Brain Research and Positive Psychology
I recently attended a talk by Dr. Barbara Fredrickson, author of the book Positivity in which she recounts her research that indicates that “experiencing positive emotions in a 3-to-1 ratio with negative ones leads people to a tipping point beyond which they naturally become more resilient to adversity and effortlessly achieve what they once could only imagine” (from the book jacket). She cited her research which has found that positive emotion expands awareness, allowing people to see global patterns instead of discrete facts, fosters better memory for detail, engenders the ability to see more possibilities, to be more creative, to have higher performance, be more resilient, and to have a greater capacity for empathy.
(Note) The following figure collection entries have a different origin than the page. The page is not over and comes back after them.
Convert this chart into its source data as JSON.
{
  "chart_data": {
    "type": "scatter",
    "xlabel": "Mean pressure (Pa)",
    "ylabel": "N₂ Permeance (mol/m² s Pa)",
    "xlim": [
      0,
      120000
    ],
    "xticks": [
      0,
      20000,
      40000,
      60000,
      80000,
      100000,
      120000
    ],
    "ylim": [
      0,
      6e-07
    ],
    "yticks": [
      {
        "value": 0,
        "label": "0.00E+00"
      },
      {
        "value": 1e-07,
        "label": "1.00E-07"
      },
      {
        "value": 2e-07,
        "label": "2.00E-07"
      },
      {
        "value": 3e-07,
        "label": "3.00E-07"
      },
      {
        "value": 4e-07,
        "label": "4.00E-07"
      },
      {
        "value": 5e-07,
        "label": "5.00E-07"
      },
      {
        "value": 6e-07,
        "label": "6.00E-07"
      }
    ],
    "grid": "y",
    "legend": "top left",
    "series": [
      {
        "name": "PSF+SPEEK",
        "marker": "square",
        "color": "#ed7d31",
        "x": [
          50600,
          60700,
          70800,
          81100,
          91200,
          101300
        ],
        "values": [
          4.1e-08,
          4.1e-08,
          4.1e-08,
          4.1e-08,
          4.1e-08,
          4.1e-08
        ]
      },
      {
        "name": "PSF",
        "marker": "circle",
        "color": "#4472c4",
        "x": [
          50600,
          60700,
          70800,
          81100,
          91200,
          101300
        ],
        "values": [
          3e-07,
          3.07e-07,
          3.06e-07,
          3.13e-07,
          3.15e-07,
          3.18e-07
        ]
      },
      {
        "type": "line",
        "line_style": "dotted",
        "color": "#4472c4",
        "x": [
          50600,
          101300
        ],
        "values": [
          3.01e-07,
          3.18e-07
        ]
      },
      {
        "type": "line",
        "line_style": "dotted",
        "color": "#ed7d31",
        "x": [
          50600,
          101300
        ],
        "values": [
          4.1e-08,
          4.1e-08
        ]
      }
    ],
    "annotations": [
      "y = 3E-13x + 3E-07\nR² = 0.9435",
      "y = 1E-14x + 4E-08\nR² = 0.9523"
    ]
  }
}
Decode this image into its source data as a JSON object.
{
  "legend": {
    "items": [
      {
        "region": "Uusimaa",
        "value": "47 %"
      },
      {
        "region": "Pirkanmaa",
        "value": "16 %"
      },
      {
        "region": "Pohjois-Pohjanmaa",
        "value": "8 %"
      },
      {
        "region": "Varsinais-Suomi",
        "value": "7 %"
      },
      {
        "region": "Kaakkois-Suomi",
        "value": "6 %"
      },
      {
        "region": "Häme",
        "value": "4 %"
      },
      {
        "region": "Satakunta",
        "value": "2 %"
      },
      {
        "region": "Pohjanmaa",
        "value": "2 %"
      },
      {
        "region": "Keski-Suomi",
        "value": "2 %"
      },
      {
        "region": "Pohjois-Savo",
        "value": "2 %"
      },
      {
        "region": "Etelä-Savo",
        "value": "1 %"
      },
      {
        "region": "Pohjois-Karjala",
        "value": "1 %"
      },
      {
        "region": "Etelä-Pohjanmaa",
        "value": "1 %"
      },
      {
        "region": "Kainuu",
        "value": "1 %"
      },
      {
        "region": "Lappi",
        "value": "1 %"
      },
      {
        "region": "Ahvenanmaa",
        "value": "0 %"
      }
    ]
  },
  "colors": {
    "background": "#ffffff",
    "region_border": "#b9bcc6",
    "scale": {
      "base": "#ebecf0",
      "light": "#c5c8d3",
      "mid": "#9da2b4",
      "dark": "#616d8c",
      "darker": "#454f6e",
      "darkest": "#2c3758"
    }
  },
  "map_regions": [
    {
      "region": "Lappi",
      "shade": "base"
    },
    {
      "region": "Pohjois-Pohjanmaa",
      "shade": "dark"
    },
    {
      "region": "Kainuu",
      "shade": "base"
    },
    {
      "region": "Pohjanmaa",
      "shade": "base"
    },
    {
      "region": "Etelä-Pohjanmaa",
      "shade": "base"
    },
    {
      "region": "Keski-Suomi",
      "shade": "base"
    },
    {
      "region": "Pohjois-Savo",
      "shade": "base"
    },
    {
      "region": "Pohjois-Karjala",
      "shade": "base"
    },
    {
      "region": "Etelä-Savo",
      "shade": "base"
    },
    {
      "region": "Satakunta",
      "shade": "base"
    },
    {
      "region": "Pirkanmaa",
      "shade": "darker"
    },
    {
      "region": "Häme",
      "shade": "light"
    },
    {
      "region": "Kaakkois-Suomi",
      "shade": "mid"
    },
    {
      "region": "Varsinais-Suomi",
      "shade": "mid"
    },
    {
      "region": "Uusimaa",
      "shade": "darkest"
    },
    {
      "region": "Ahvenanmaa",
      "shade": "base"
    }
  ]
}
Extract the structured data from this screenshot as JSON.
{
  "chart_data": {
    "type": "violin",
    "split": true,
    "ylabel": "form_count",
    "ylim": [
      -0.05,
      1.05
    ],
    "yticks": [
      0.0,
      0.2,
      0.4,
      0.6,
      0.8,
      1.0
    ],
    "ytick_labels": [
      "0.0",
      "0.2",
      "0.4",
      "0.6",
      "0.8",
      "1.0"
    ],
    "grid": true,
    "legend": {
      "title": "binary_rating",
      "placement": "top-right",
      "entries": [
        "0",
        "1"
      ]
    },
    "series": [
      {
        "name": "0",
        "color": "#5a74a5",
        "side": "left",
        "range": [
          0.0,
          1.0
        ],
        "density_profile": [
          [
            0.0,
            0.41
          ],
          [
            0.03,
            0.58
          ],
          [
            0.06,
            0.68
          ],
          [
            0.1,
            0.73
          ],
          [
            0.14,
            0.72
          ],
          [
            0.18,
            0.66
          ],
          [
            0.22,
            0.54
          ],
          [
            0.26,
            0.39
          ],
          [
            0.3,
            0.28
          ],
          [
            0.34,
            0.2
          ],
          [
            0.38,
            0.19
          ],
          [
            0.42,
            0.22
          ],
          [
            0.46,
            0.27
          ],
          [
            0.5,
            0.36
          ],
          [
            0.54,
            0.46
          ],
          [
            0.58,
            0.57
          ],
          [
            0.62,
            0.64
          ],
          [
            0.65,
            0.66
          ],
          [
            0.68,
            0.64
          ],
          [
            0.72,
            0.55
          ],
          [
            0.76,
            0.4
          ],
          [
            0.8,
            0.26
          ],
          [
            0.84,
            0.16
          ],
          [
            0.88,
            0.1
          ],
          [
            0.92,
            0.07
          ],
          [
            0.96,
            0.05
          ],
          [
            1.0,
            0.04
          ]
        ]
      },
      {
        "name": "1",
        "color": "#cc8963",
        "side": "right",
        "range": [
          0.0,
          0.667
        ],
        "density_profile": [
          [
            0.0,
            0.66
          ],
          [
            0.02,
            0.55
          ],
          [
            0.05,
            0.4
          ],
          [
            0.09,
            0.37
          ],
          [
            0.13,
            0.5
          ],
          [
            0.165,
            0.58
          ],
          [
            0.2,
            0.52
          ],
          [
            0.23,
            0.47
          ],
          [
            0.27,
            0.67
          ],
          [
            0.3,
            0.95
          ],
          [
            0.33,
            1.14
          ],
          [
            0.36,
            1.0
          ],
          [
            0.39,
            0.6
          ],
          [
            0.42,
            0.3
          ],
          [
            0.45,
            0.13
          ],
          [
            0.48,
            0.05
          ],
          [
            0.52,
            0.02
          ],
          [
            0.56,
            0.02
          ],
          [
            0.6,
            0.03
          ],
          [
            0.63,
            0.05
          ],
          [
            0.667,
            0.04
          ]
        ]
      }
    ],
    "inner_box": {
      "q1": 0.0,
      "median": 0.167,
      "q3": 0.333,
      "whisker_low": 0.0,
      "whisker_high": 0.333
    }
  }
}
If grades can stimulate fear and anxiety in students, I hypothesize that the practice may inhibit some or all of the benefits of positive emotion that Fredrickson discusses. On the other hand, her research suggests that adversity in a 1-to-3 ratio to positivity is necessary for a person to thrive. It will be interesting to try to discover how to use grades effectively in this framework. Regardless, there is a broad literature on the neurological impacts of stress on cognition and learning that support the notion that stress induced by grades may be detrimental to learning.
The History of Grades
The last facet of my search that I’ll share here is my investigation into the history of grades. Grades are such a fact-of-life in today’s schools that it seems that they must have always existed. Quite to the contrary, grades, as currently used, didn’t gain widespread acceptance and use until the 19th century. Reading accounts of the epistemological discussions of academics from the 17th to the 19th century in the US reveals that they wrestled with many of the same issues that I have brought up here. It is easy for us to accept the current practice with a blind faith that since everybody uses grades, their validity and worth must have been proven at some point in our past. I wanted to believe that someone somewhere had done the due diligence to establish grades as an effective and worthwhile practice in education. As it turns out, it has never been done. For excellent accounts I refer you to Mary Lovett Smallwood’s (1935) An Historical Study of Examinations and Grading Systems in Early American Universities, Laska and Juarez’ (1991) Grading and Marking in American Schools: Two Centuries of Debate, Finkelstein’s (1913) The Marking System in Theory and Practice, or the short, amusing and accessible address by Louise Witmer Cureton (1959) "The History of Grading Practices."
Summary
Taken all together, I believe the above constitutes a fairly robust argument for abandoning grades as a tool of teaching. The problem, of course, is that the practice of using grades is deeply embedded in our society, it is difficult for people to conceive of alternatives. I have worked for years in attempt to come up with viable alternatives, and have met with some successes, but overall, not as much as I would have liked. I am very grateful to be in a department like ISAT at a school like JMU where such explorations are not only possible, but lauded and encouraged!